Outdated but (for then) well informed proposal that the reason humans developed civilisation is due to their evolution as hunters. He had good information for a palaeoanthropologist from the 70's but the book draws shaky conclusions well beyond the evidence. Add in his personal peccadilloes of submissive gathering and sexually racy women, just waiting to taste the pleasures of their men, and his conclusion of the evidence of global warming being quite wrong, and you have a perfect storm of pomposity, unfortunate logic and failing prognostications.
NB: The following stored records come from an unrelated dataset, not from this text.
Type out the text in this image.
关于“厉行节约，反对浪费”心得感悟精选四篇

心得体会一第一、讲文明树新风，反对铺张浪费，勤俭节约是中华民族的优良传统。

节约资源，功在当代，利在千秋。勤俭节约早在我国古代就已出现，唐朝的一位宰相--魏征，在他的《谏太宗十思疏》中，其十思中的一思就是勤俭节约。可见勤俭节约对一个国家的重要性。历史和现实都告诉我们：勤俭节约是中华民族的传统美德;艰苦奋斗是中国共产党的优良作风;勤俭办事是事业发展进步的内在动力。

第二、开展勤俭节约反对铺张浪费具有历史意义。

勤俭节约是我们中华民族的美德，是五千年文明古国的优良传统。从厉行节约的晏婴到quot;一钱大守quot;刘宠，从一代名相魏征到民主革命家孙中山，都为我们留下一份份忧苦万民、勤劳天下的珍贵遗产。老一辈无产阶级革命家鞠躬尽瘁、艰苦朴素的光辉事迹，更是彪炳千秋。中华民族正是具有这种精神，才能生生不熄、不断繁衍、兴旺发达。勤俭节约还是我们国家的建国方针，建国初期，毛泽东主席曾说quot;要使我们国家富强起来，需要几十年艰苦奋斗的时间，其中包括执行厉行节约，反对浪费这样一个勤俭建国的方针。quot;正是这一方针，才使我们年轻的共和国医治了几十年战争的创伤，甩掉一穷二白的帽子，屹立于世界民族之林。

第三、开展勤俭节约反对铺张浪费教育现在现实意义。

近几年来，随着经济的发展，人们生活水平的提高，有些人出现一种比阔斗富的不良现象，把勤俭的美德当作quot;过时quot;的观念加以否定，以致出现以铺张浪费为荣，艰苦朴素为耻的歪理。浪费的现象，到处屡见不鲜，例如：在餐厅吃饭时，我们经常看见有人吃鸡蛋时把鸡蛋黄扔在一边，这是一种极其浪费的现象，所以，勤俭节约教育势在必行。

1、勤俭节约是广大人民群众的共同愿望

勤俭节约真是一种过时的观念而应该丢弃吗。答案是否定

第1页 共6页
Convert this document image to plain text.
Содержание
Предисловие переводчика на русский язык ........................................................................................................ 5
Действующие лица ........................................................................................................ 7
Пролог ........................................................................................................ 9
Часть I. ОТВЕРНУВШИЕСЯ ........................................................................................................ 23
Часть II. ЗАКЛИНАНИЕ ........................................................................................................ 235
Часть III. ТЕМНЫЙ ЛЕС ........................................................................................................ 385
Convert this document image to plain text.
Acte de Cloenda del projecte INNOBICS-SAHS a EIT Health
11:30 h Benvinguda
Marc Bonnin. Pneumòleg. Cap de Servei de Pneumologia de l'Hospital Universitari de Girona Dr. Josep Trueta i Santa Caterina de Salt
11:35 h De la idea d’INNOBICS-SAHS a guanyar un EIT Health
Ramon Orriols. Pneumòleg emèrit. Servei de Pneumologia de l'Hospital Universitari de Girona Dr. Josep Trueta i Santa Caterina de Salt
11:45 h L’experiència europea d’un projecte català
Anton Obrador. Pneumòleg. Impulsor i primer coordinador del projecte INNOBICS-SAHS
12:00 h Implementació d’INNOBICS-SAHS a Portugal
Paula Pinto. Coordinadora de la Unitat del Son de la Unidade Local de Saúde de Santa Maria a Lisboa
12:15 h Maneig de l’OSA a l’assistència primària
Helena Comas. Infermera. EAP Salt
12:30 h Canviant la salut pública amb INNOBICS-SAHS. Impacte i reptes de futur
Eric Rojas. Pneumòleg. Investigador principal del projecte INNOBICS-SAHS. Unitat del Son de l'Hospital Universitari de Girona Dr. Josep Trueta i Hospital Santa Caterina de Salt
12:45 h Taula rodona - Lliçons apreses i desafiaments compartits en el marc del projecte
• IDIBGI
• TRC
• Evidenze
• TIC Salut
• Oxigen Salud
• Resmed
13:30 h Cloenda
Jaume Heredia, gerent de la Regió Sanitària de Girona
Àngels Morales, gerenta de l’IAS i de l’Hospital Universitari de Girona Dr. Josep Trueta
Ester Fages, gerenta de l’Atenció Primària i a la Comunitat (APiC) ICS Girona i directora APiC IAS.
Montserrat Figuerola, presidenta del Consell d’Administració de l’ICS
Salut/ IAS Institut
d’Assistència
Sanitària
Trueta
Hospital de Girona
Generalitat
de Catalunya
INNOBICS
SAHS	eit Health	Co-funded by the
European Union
Still, if you like the history of a science and revel in gloriously failed hypotheses you may enjoy it anyway.
Ardrey makes what would otherwise be a boring anthropology study into a thrilling adventure. Like a detective he is chasing the true ancestry of Man, which keeps slipping away at every corner. I had great fun reading this stimulating and eye-opening book right up to the point when in turned to doom-and-gloom apocalyptic mad prophet ravings. Climate change is real, yes, but somehow I think we're gonna be fine. We watched The Walking Dead to prepare :D
Robert Ardrey, a playwright, became interested in the evolutionary bases of animal and human behavior later in his life. This is one of the books that he penned (another well known book os his is The Territorial Imperative). He was an amateur student of the subject and sometimes this shows. If interested in a very readable account of how hunting may have shaped the evolution of human behavior, this does provoke some thinking. On the other hand, it remains an amateur's analysis of the subject with all that that entails.